Chaque 21 juin, la fête de la musique célèbre les artistes, les mélodies et les rythmes qui font vibrer les peuples. En Côte d’Ivoire, cette célébration est aussi l’occasion de se pencher sur les instruments traditionnels qui racontent l’histoire des communautés et portent la mémoire collective. Parmi eux, le balafon demeure l’un des symboles les plus forts du patrimoine culturel ivoirien.

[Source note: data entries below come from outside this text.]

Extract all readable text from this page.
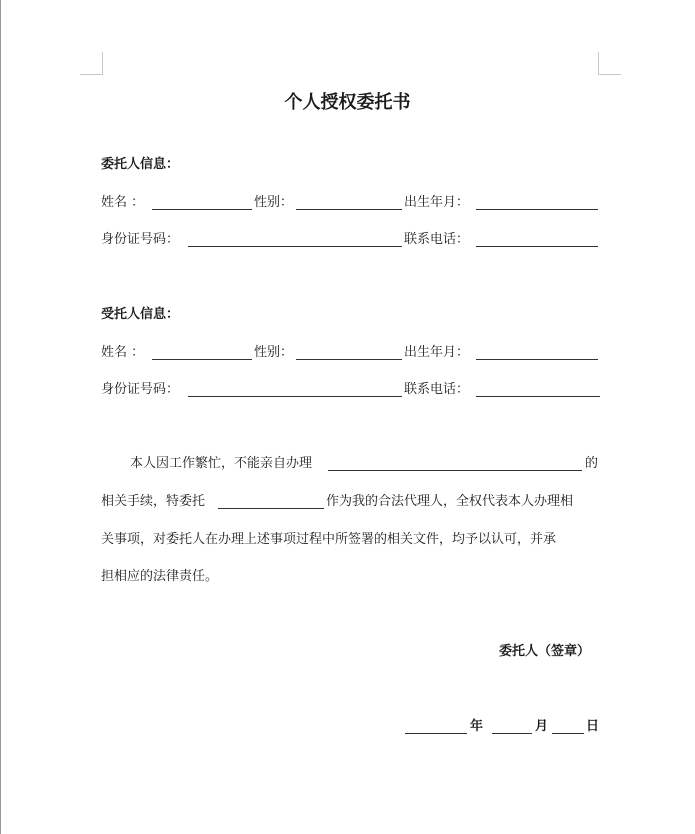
个人授权委托书
委托人信息：
姓名 ：	性别：	出生年月：
身份证号码：	联系电话：
受托人信息：
姓名 ：	性别：	出生年月：
身份证号码：	联系电话：
本人因工作繁忙，不能亲自办理	的
相关手续，特委托	作为我的合法代理人，全权代表本人办理相
关事项，对委托人在办理上述事项过程中所签署的相关文件，均予以认可，并承
担相应的法律责任。
委托人（签章）
年	月	日
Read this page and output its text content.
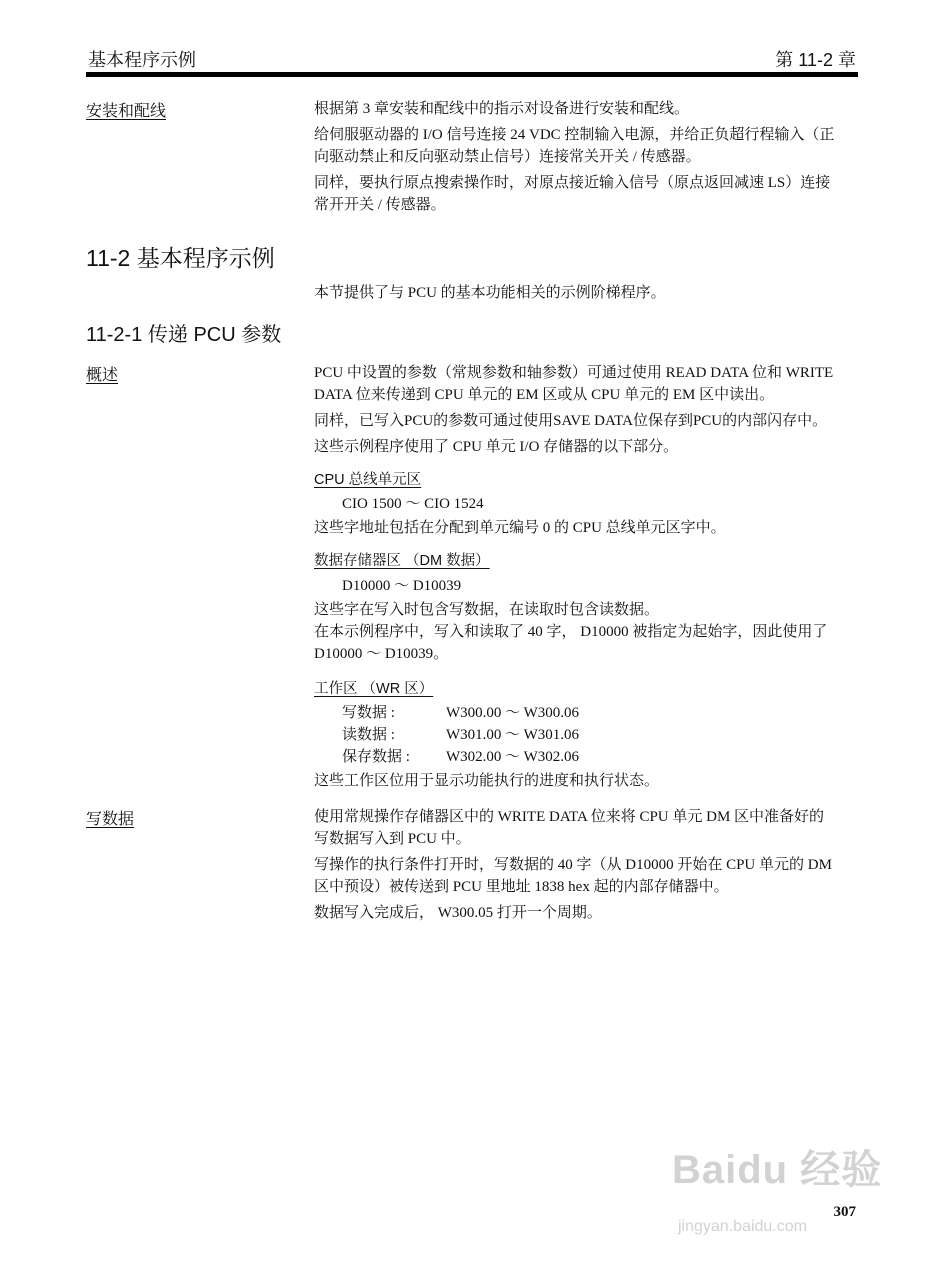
基本程序示例	第 11-2 章
安装和配线	根据第 3 章安装和配线中的指示对设备进行安装和配线。

给伺服驱动器的 I/O 信号连接 24 VDC 控制输入电源，并给正负超行程输入（正

向驱动禁止和反向驱动禁止信号）连接常关开关 / 传感器。

同样，要执行原点搜索操作时，对原点接近输入信号（原点返回减速 LS）连接

常开开关 / 传感器。

11-2 基本程序示例

本节提供了与 PCU 的基本功能相关的示例阶梯程序。

11-2-1 传递 PCU 参数
概述	PCU 中设置的参数（常规参数和轴参数）可通过使用 READ DATA 位和 WRITE

DATA 位来传递到 CPU 单元的 EM 区或从 CPU 单元的 EM 区中读出。

同样，已写入PCU的参数可通过使用SAVE DATA位保存到PCU的内部闪存中。

这些示例程序使用了 CPU 单元 I/O 存储器的以下部分。

CPU 总线单元区
CIO 1500 ～ CIO 1524

这些字地址包括在分配到单元编号 0 的 CPU 总线单元区字中。

数据存储器区 （DM 数据）
D10000 ～ D10039

这些字在写入时包含写数据，在读取时包含读数据。

在本示例程序中，写入和读取了 40 字， D10000 被指定为起始字，因此使用了

D10000 ～ D10039。

工作区 （WR 区）
写数据 :	W300.00 ～ W300.06
读数据 :	W301.00 ～ W301.06
保存数据 : W302.00 ～ W302.06

这些工作区位用于显示功能执行的进度和执行状态。

写数据	使用常规操作存储器区中的 WRITE DATA 位来将 CPU 单元 DM 区中准备好的

写数据写入到 PCU 中。

写操作的执行条件打开时，写数据的 40 字（从 D10000 开始在 CPU 单元的 DM

区中预设）被传送到 PCU 里地址 1838 hex 起的内部存储器中。

数据写入完成后， W300.05 打开一个周期。

Baidu 经验
jingyan.baidu.com
307
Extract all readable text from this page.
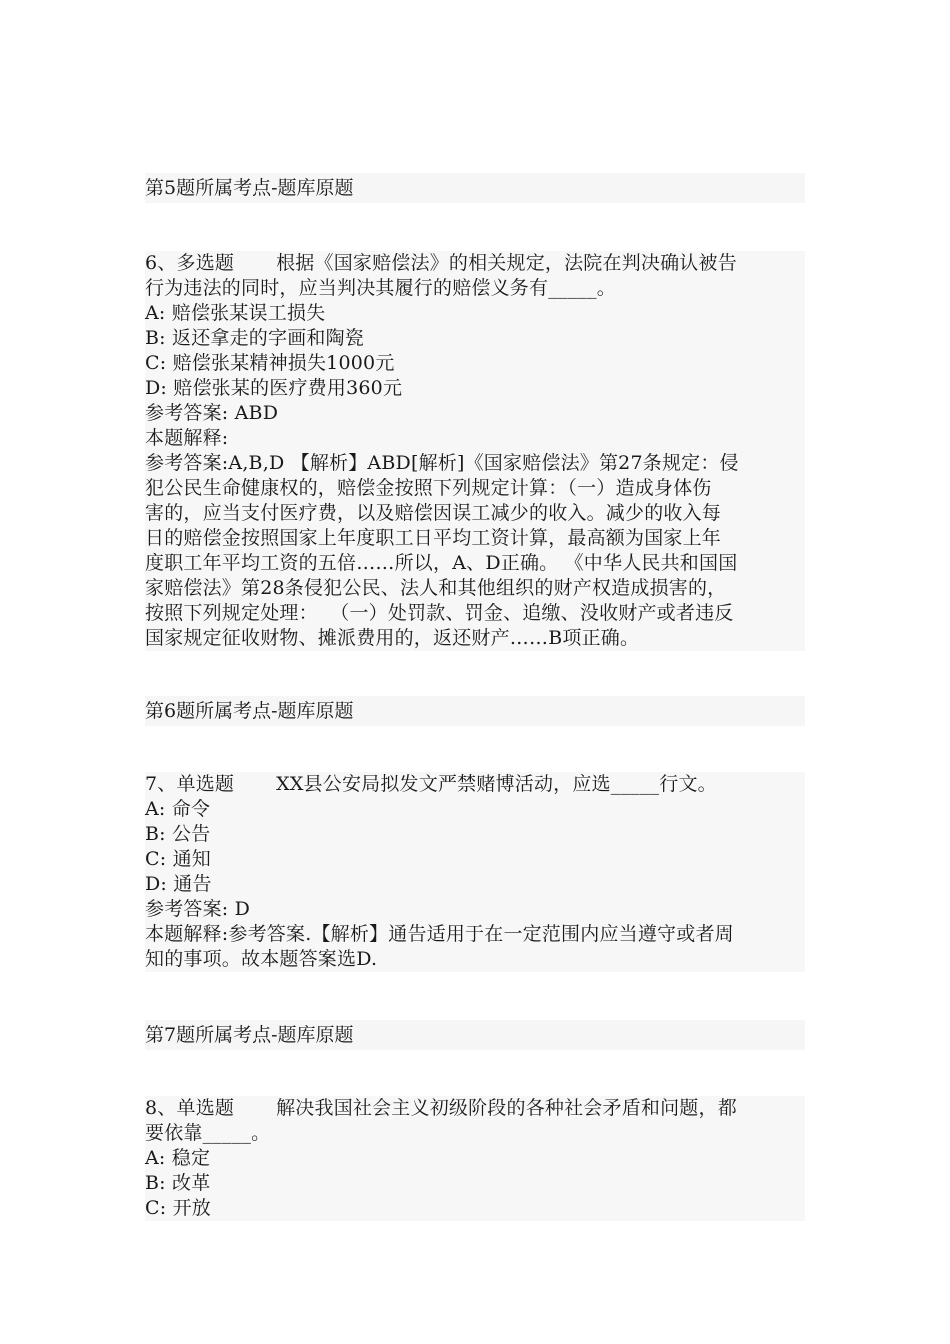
第5题所属考点-题库原题

6、多选题 根据《国家赔偿法》的相关规定，法院在判决确认被告

行为违法的同时，应当判决其履行的赔偿义务有_____。

A: 赔偿张某误工损失

B: 返还拿走的字画和陶瓷

C: 赔偿张某精神损失1000元

D: 赔偿张某的医疗费用360元

参考答案: ABD

本题解释:

参考答案:A,B,D 【解析】ABD[解析]《国家赔偿法》第27条规定：侵

犯公民生命健康权的，赔偿金按照下列规定计算：（一）造成身体伤

害的，应当支付医疗费，以及赔偿因误工减少的收入。减少的收入每

日的赔偿金按照国家上年度职工日平均工资计算，最高额为国家上年

度职工年平均工资的五倍……所以，A、D正确。 《中华人民共和国国

家赔偿法》第28条侵犯公民、法人和其他组织的财产权造成损害的，

按照下列规定处理：  （一）处罚款、罚金、追缴、没收财产或者违反

国家规定征收财物、摊派费用的，返还财产……B项正确。

第6题所属考点-题库原题

7、单选题 XX县公安局拟发文严禁赌博活动，应选_____行文。

A: 命令

B: 公告

C: 通知

D: 通告

参考答案: D

本题解释:参考答案.【解析】通告适用于在一定范围内应当遵守或者周

知的事项。故本题答案选D.

第7题所属考点-题库原题

8、单选题 解决我国社会主义初级阶段的各种社会矛盾和问题，都

要依靠_____。

A: 稳定

B: 改革

C: 开放
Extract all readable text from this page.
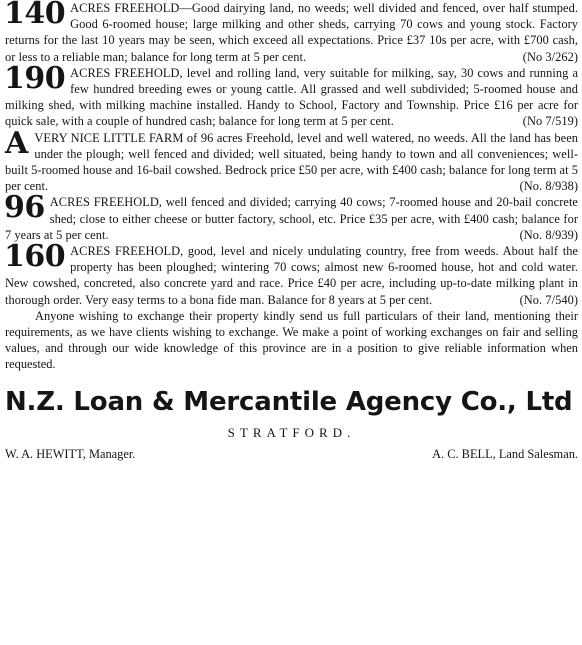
140 ACRES FREEHOLD—Good dairying land, no weeds; well divided and fenced, over half stumped. Good 6-roomed house; large milking and other sheds, carrying 70 cows and young stock. Factory returns for the last 10 years may be seen, which exceed all expectations. Price £37 10s per acre, with £700 cash, or less to a reliable man; balance for long term at 5 per cent.	(No 3/262)
190 ACRES FREEHOLD, level and rolling land, very suitable for milking, say, 30 cows and running a few hundred breeding ewes or young cattle. All grassed and well subdivided; 5-roomed house and milking shed, with milking machine installed. Handy to School, Factory and Township. Price £16 per acre for quick sale, with a couple of hundred cash; balance for long term at 5 per cent.	(No 7/519)
A VERY NICE LITTLE FARM of 96 acres Freehold, level and well watered, no weeds. All the land has been under the plough; well fenced and divided; well situated, being handy to town and all conveniences; well-built 5-roomed house and 16-bail cowshed. Bedrock price £50 per acre, with £400 cash; balance for long term at 5 per cent.	(No. 8/938)
96 ACRES FREEHOLD, well fenced and divided; carrying 40 cows; 7-roomed house and 20-bail concrete shed; close to either cheese or butter factory, school, etc. Price £35 per acre, with £400 cash; balance for 7 years at 5 per cent.	(No. 8/939)
160 ACRES FREEHOLD, good, level and nicely undulating country, free from weeds. About half the property has been ploughed; wintering 70 cows; almost new 6-roomed house, hot and cold water. New cowshed, concreted, also concrete yard and race. Price £40 per acre, including up-to-date milking plant in thorough order. Very easy terms to a bona fide man. Balance for 8 years at 5 per cent.	(No. 7/540)
Anyone wishing to exchange their property kindly send us full particulars of their land, mentioning their requirements, as we have clients wishing to exchange. We make a point of working exchanges on fair and selling values, and through our wide knowledge of this province are in a position to give reliable information when requested.
N.Z. Loan & Mercantile Agency Co., Ltd
STRATFORD.
W. A. HEWITT, Manager.	A. C. BELL, Land Salesman.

À une époque marquée par la mondialisation des pratiques musicales et l’influence grandissante des technologies numériques, la question de la transmission des savoirs traditionnels se pose avec acuité. Comment préserver un héritage plusieurs fois centenaire face aux mutations culturelles contemporaines ? La réponse se trouve souvent entre les mains de femmes et d’hommes qui consacrent leur vie à la sauvegarde de ces trésors immatériels.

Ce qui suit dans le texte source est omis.